6. In Mewa Ram (1986) 4 SCC 151, (1986) 3 SCR 660 the appellants preferred special leave petitions, though belatedly, to seek enhanced compensation on the basis of this Court's decision in Paltu Singh v. State of Haryana and Nand Kishore v. State of Haryana Civil Appeals Nos. 1251 and 1252 of 1982. Mewa Ram's petition was delayed by 1079 days, Patram's petition was delayed by 1146 days and Ram Swaroop's petition was delayed by 1098 days. This Court observed that since the appellants had allowed the judgment of the High Court to become final they were evidently satisfied with the enhanced compensation awarded by the High Court and merely because this Court had further enhanced the compensation in the said two cases, it did not furnish a ground for condonation of delay under Section 5 of the Limitation Act. Therefore, in similar circumstances this Court did not condone the delay which was shorter than the delay in this case as the link had snapped since the appellants had acquiesced in the judgment of the High Court and had allowed it to become final. The petitioners herein were satisfied with the amount of Rs 4,00,000 and did not apply to pay the deficit court fee soon after the judgment of the learned Single Judge was rendered in 1981 but did so after a lapse of almost six years in 1987. The Full Bench of the High Court, therefore, rightly held that to permit payment of deficit court fee for recovering enhanced compensation after a lapse of almost six years under its inherent jurisdiction would encourage the practice of not paying the court fee in the hope that as and when the valuation is determined in appeal the jurisdiction of the court can be invoked under Section 151 of the Code and the benefit of enhanced compensation can be reaped by making good the deficit court fee. We think in the facts and circumstances of the case this view taken by the Full Bench of the High Court cannot be assailed.
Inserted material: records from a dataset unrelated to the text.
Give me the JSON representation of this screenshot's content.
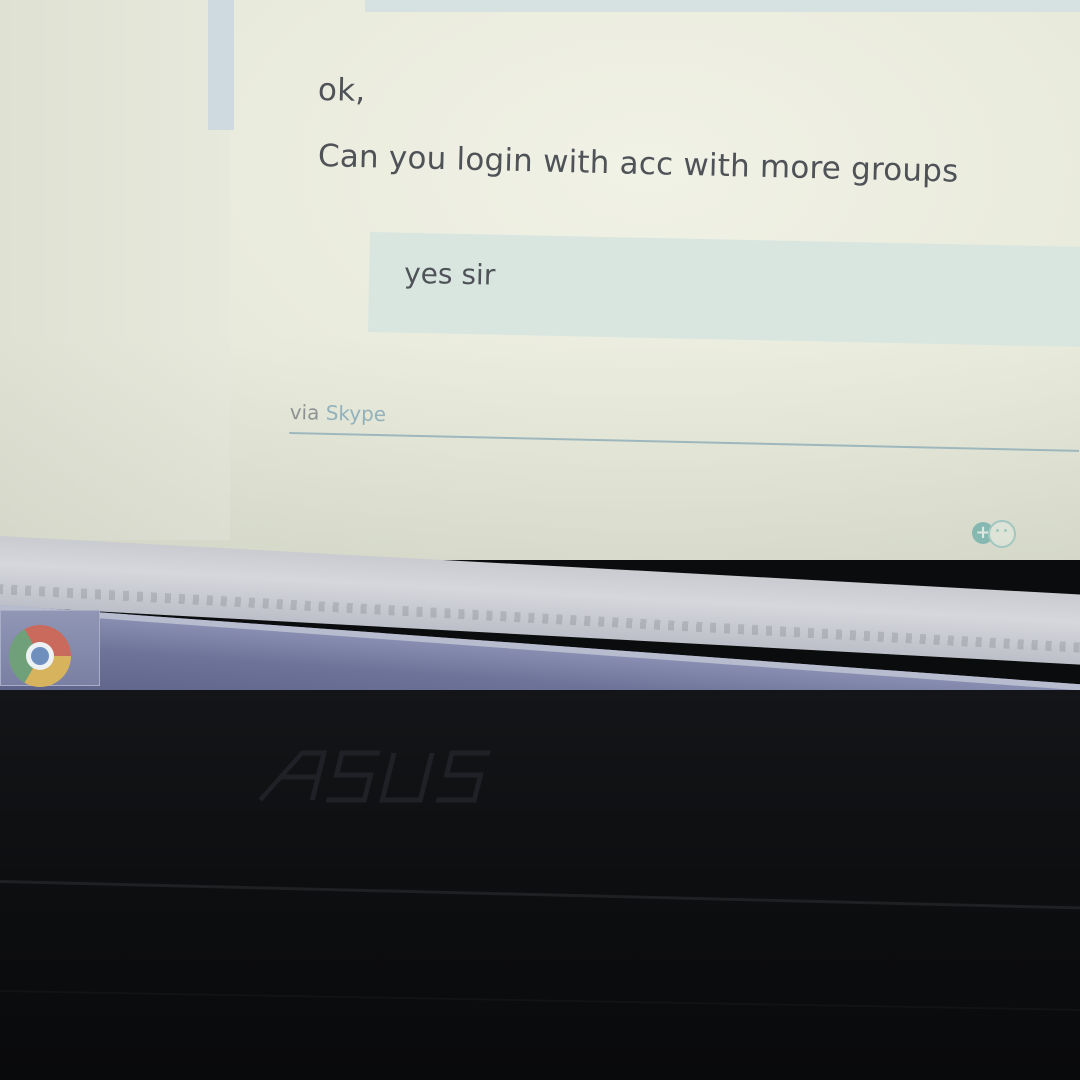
{
  "chat": {
    "messages": [
      {
        "text": "ok,"
      },
      {
        "text": "Can you login with acc with more groups"
      }
    ],
    "reply": {
      "text": "yes sir"
    },
    "footer": {
      "via_prefix": "via",
      "via_link": "Skype"
    },
    "emoticon_button_icon": "add-emoticon-icon"
  },
  "taskbar": {
    "pinned": [
      {
        "icon": "chrome-icon"
      }
    ]
  },
  "device": {
    "brand_logo_icon": "asus-logo"
  }
}
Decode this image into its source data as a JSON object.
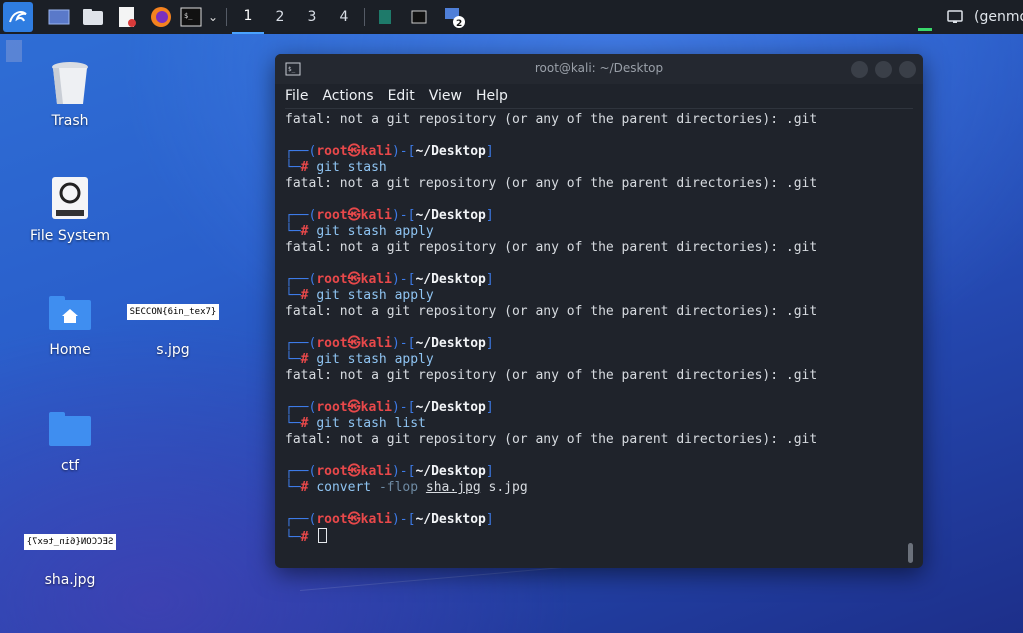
{
  "taskbar": {
    "workspaces": [
      "1",
      "2",
      "3",
      "4"
    ],
    "active_workspace": "1",
    "notification_badge": "2",
    "right_text": "(genmo"
  },
  "desktop": {
    "icons": [
      {
        "label": "Trash",
        "icon": "trash-icon"
      },
      {
        "label": "File System",
        "icon": "drive-icon"
      },
      {
        "label": "Home",
        "icon": "home-folder-icon"
      },
      {
        "label": "s.jpg",
        "icon": "image-file-icon",
        "thumbnail_text": "SECCON{6in_tex7}"
      },
      {
        "label": "ctf",
        "icon": "folder-icon"
      },
      {
        "label": "sha.jpg",
        "icon": "image-file-icon",
        "thumbnail_text": "SECCON{6in_tex7}",
        "mirrored": true
      }
    ]
  },
  "terminal": {
    "title": "root@kali: ~/Desktop",
    "menu": [
      "File",
      "Actions",
      "Edit",
      "View",
      "Help"
    ],
    "prompt": {
      "user": "root",
      "host": "kali",
      "path": "~/Desktop",
      "symbol": "#"
    },
    "error_text": "fatal: not a git repository (or any of the parent directories): .git",
    "blocks": [
      {
        "command": "git stash",
        "output": "fatal: not a git repository (or any of the parent directories): .git"
      },
      {
        "command": "git stash apply",
        "output": "fatal: not a git repository (or any of the parent directories): .git"
      },
      {
        "command": "git stash apply",
        "output": "fatal: not a git repository (or any of the parent directories): .git"
      },
      {
        "command": "git stash apply",
        "output": "fatal: not a git repository (or any of the parent directories): .git"
      },
      {
        "command": "git stash list",
        "output": "fatal: not a git repository (or any of the parent directories): .git"
      }
    ],
    "convert_cmd": {
      "name": "convert",
      "flag": "-flop",
      "arg1": "sha.jpg",
      "arg2": "s.jpg"
    }
  },
  "colors": {
    "prompt_frame": "#3d7be8",
    "prompt_user": "#e8484a",
    "command": "#8fc4f2",
    "active_workspace_underline": "#4aa3ff"
  }
}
7. Lastly, it may be mentioned that a demand for solatium and interest at the higher rate allowed by the amended provisions of the Act was made but in view of the recent judgment of this Court in Union of India v. Raghubir Singh (1989) 2 SCC 754 the submission could be not pressed as in the present case the matter had concluded long before April 13, 1982.
8. In view of the above we do not see any merit in this petition and dismiss the same with no order as to costs.
9. Before we part, we may point out that the petitioner-society comprises of members belonging to the Scheduled Caste. Their land was expropriated for a public purpose. In law we are unable to entertain their claim as that would open up floodgates for similar applications in innumerable cases which may have become final. Nonetheless, as pointed out by the Full Bench of the High Court, the government is not precluded from paying the balance amount ex-gratia to the society whose members belong to the economically deprived segment of the society. A copy of this judgment may be sent to the concerned department by a letter pointing out these observations for appropriate action.